L'avionneur européen Airbus espère s'appuyer sur son implantation aux Etats-Unis pour gagner de futurs contrats militaires dans le pays mais il lui faudra s'armer de patience pour arriver à ses fins, estiment des experts.
Le groupe semble avoir tiré les leçons de son échec essuyé en 2011 face à Boeing (NYSE:BA) sur une commande colossale de 35 milliards de dollars portant sur des avions ravitailleurs pour l'armée américaine.

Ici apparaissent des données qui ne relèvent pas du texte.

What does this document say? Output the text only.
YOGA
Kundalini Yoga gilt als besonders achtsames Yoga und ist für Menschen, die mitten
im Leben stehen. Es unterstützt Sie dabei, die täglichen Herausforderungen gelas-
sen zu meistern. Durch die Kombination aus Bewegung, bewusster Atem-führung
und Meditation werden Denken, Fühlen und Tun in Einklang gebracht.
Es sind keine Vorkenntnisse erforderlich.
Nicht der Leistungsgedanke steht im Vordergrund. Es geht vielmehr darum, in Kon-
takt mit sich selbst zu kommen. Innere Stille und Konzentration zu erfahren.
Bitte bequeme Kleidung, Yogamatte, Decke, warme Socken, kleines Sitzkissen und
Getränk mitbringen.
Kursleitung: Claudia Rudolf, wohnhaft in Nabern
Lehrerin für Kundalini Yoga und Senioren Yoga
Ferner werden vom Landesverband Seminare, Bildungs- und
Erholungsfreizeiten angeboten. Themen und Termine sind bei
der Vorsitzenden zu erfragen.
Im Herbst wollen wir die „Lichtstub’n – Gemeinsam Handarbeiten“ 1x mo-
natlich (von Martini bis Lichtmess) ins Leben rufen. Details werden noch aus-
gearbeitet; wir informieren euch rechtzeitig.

"L'une des difficultés que nous avons rencontrées lors de la bataille des ravitailleurs était que nous disions +Oui nous allons produire aux Etats-Unis. Oui, nous allons assembler des avions aux Etats-Unis+. Comment pouvait-on nous croire alors que nous n'avions jamais produit sur le territoire américain. Nous étions peu crédibles comparé à des entreprises qui étaient installées sur le sol américain depuis des dizaines d'années", explique à l'AFP Tom Enders, le patron d'Airbus Group (PARIS:AIR).
L'inauguration lundi de la première unité d'assemblage du groupe aux Etats-Unis, à Mobile (Alabama, sud), ne fait donc "pas de mal", ajoute le dirigeant même si celle-ci est dédiée pour l'instant uniquement aux avions civils.
Pour Hans Weber, qui a conseillé EADS, l'ancêtre d'Airbus Group, "il y a eu des appels d'offres auxquels le groupe n'avait même pas pris part après s'être rendu compte qu'il n'avait pas assez de soutien politique" local.
Si le constructeur européen a réussi à combler une partie de son retard face à Boeing dans le civil - 60% de parts de marché contre 40%, selon ses chiffres -, il est encore à la traîne sur le plan militaire.
Or les Etats-Unis représentent plus de 35% des dépenses militaires dans le monde, selon Hal Chrisman, expert au cabinet ICF International.
En 2014, le Pentagone a octroyé pour 286,41 milliards de dollars de contrats à une centaine d'entreprises américaines et étrangères.
Les américains Lockheed Martin (25,3 milliards de dollars), Boeing (18,2 milliards) et General Dynamics (13,6 milliards) ont été les grands vainqueurs. Le premier groupe étranger est le britannique BAE Systems (LONDON:BAES), qui arrive huitième avec des contrats totalisant 4,9 milliards de dollars.
Airbus ne pointe qu'à la 84e position avec 309 millions de dollars. Airbus Helicopters (ex-Eurocopter), qui a une usine américaine, est parvenu, lui, à s'imposer sur le marché des hélicoptères civils.
- Soutiens politiques -
L'usine de Mobile pourrait toutefois changer la donne pour Airbus Group, s'accordent à dire des experts.
Désormais le groupe dispose de soutiens politiques, avancent-ils. "Des sénateurs et des élus (de la Chambre des représentants) sont généralement plus susceptibles de soutenir une entreprise si celle-ci crée des emplois dans leur Etat", ajoute M. Chrisman.
"Dans les appels d'offres futurs, les élus auront les arguments nécessaires pour ce qui est des emplois créés aux Etats-Unis par Airbus", ajoute-t-il.
"Il n'y a pas de doute que nous allons soutenir Airbus s'il décide de répondre à un appel d'offres du Pentagone", confie à l'AFP Sandy Stimpson, le maire de Mobile.
"Est-ce que ça garantit un contrat avec le Pentagone ? Non, car la défense est un domaine sensible, mais c'est un pas important. Cela va être un travail de longue haleine. Il faudra être patient", estime Michel Merluzeau, expert chez Frost & Sullivan.
Citant le cas de BAE Systems, Hans Weber fait valoir que pour gagner des contrats militaires aux Etats-Unis, une entreprise étrangère doit paraître la plus américaine possible.
Le groupe britannique a ainsi lancé son offensive aux Etats-Unis en 2005 après avoir soufflé in extremis son compatriote Alvis (blindés) à l'américain General Dynamics.
Il acquiert également le groupe Unit Defense Industries (UDI), qui fabrique l'un des véhicules de combat les plus populaires de l'infanterie américaine, le Bradley, consolidant ainsi sa position sur le marché de la défense américaine.
"BAE est perçu aujourd'hui comme une entreprise américaine aux Etats-Unis et non comme un groupe britannique en zone américaine", affirme M. Weber, qui a comme clients le ministère de l'Intérieur américain.
Il conseille à Airbus de donner l'indépendance à sa filiale américaine pour augmenter ses chances avec le Pentagone. "C'est une décision difficile mais elle a beaucoup d'avantages", dit l'expert.